Tiger Woods Pushes Up Masters Ratings Nearly 50%

Print Email

It appears that ESPN and CBS (CBS) will get their wishes for the Masters. Tiger Woods’ return to golf resulted in a 47% increase in TV ratings for the tournament’s first round. Viewership hit 4.94 million. That figure probably soared during the weekend when more people could spend free time in front of their TVs.  Having Tiger on the leader board all four days also boosted interest in the golf tournament. Phil Mickelson eventually won the tournament and Woods finished fifth.

The online viewing audience for the event also rose sharply. According to MSNBC, CBS Sports.com had 556,090 unique visitors the first day of the Masters compared to 293,013 on Thursday last year.

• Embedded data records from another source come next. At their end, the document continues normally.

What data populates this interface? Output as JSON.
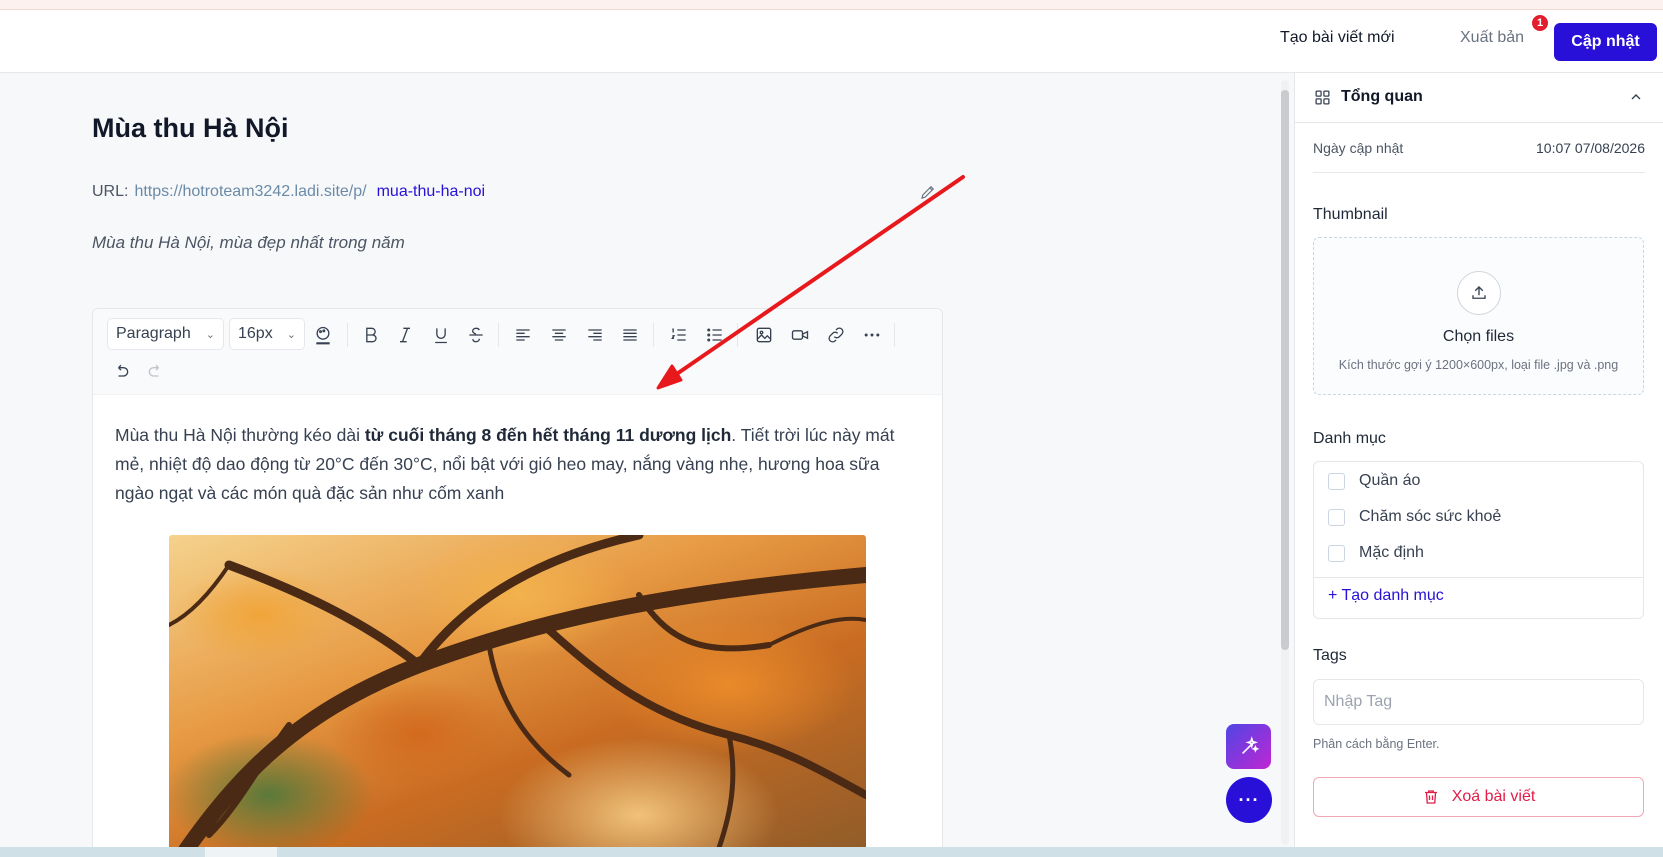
{
  "topbar": {
    "new_post": "Tạo bài viết mới",
    "publish": "Xuất bản",
    "publish_badge": "1",
    "update": "Cập nhật"
  },
  "post": {
    "title": "Mùa thu Hà Nội",
    "url_label": "URL:",
    "url_base": "https://hotroteam3242.ladi.site/p/",
    "url_slug": "mua-thu-ha-noi",
    "excerpt": "Mùa thu Hà Nội, mùa đẹp nhất trong năm"
  },
  "editor": {
    "block_type": "Paragraph",
    "font_size": "16px",
    "content_before_bold": "Mùa thu Hà Nội thường kéo dài ",
    "content_bold": "từ cuối tháng 8 đến hết tháng 11 dương lịch",
    "content_after_bold": ". Tiết trời lúc này mát mẻ, nhiệt độ dao động từ 20°C đến 30°C, nổi bật với gió heo may, nắng vàng nhẹ, hương hoa sữa ngào ngạt và các món quà đặc sản như cốm xanh"
  },
  "sidebar": {
    "overview_title": "Tổng quan",
    "updated_label": "Ngày cập nhật",
    "updated_value": "10:07 07/08/2026",
    "thumbnail_label": "Thumbnail",
    "choose_files": "Chọn files",
    "thumbnail_hint": "Kích thước gợi ý 1200×600px, loại file .jpg và .png",
    "category_label": "Danh mục",
    "categories": [
      "Quần áo",
      "Chăm sóc sức khoẻ",
      "Mặc định"
    ],
    "add_category": "+ Tạo danh mục",
    "tags_label": "Tags",
    "tags_placeholder": "Nhập Tag",
    "tags_hint": "Phân cách bằng Enter.",
    "delete_post": "Xoá bài viết"
  },
  "colors": {
    "primary": "#2810d9",
    "danger": "#e11d48",
    "annotation_arrow": "#e8191c"
  }
}
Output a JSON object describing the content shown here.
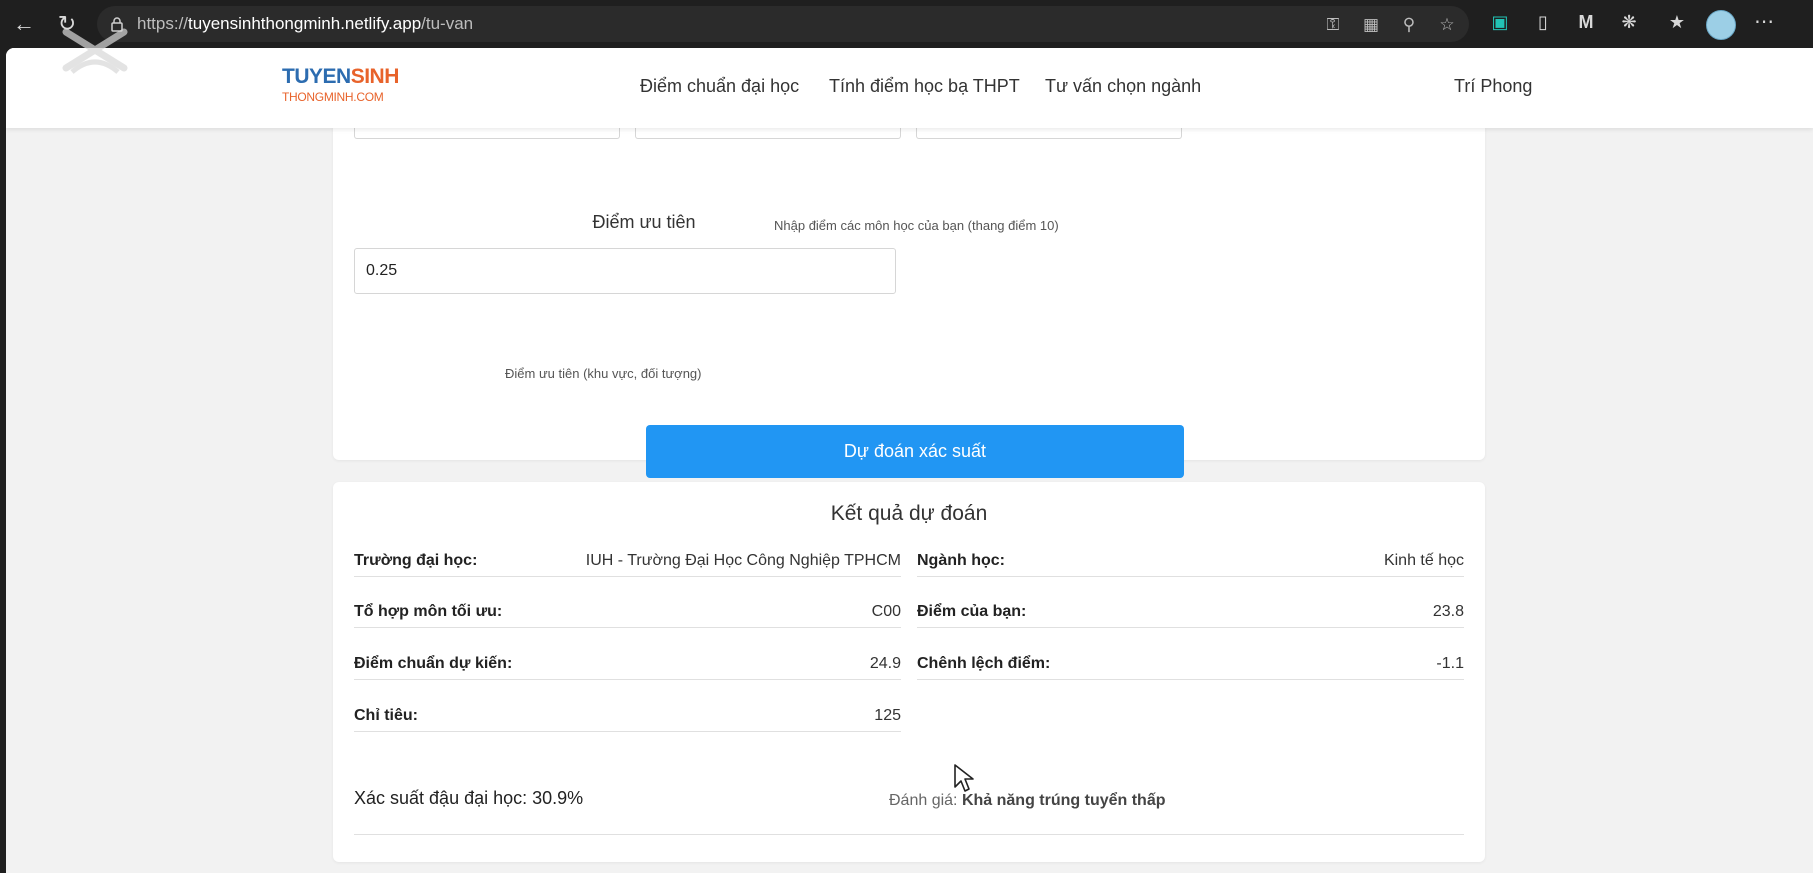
{
  "browser": {
    "url_prefix": "https://",
    "url_host": "tuyensinhthongminh.netlify.app",
    "url_path": "/tu-van",
    "icons": [
      "back-icon",
      "reload-icon",
      "lock-icon",
      "key-icon",
      "apps-icon",
      "zoom-icon",
      "star-icon",
      "extension-1-icon",
      "phone-icon",
      "malwarebytes-icon",
      "puzzle-icon",
      "favorites-icon",
      "avatar",
      "more-icon"
    ]
  },
  "header": {
    "logo_line1_a": "TUYEN",
    "logo_line1_b": "SINH",
    "logo_line2": "THONGMINH.COM",
    "nav": [
      "Điểm chuẩn đại học",
      "Tính điểm học bạ THPT",
      "Tư vấn chọn ngành"
    ],
    "user": "Trí Phong"
  },
  "form": {
    "scores_helper": "Nhập điểm các môn học của bạn (thang điểm 10)",
    "priority_label": "Điểm ưu tiên",
    "priority_value": "0.25",
    "priority_helper": "Điểm ưu tiên (khu vực, đối tượng)",
    "submit_label": "Dự đoán xác suất"
  },
  "result": {
    "title": "Kết quả dự đoán",
    "left": [
      {
        "label": "Trường đại học:",
        "value": "IUH - Trường Đại Học Công Nghiệp TPHCM"
      },
      {
        "label": "Tổ hợp môn tối ưu:",
        "value": "C00"
      },
      {
        "label": "Điểm chuẩn dự kiến:",
        "value": "24.9"
      },
      {
        "label": "Chỉ tiêu:",
        "value": "125"
      }
    ],
    "right": [
      {
        "label": "Ngành học:",
        "value": "Kinh tế học"
      },
      {
        "label": "Điểm của bạn:",
        "value": "23.8"
      },
      {
        "label": "Chênh lệch điểm:",
        "value": "-1.1"
      }
    ],
    "probability": "Xác suất đậu đại học: 30.9%",
    "evaluation_label": "Đánh giá:",
    "evaluation_value": "Khả năng trúng tuyển thấp"
  },
  "colors": {
    "primary": "#2196f3",
    "logo_blue": "#2c6cb0",
    "logo_orange": "#e8632b"
  }
}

Woods may get back some of his sponsors, or attract new ones, if golf TV ratings stay as high as they were in the first round of the Masters. And, the PGA may get back its biggest draw for both television and live tournament audiences. PGA officials and players have been worried that, without Woods, networks would ask for lower payments to the tour for televising events and sponsors of events would pull their money or negotiate for reduced rates. Woods has also been so popular that the purses at tournaments have risen during his 13 years on the tour, which has been a benefit to all players.

The conventional wisdom is that Masters viewership is higher because of the sex scandal that damaged Woods’ image and frightened some of his sponsors away. Those that stayed with him, like Nike (NKE), got a windfall of exposure. But, the draw of Wood for audience remains his prowess as a player who can win literally any tournament he enters. Tiger has won 14 majors to Jack Nicklaus’s 18 and most experts expect Woods to pass Jack’s total before he is 40. Woods in nearly 34 now.

Sponsors are likely to take a second look at Woods despite his personal problems. He is still the most watched golfer in the world, and, as long as he stay in contention at any given tournament, the greatest show on Earth–at least on the golf course.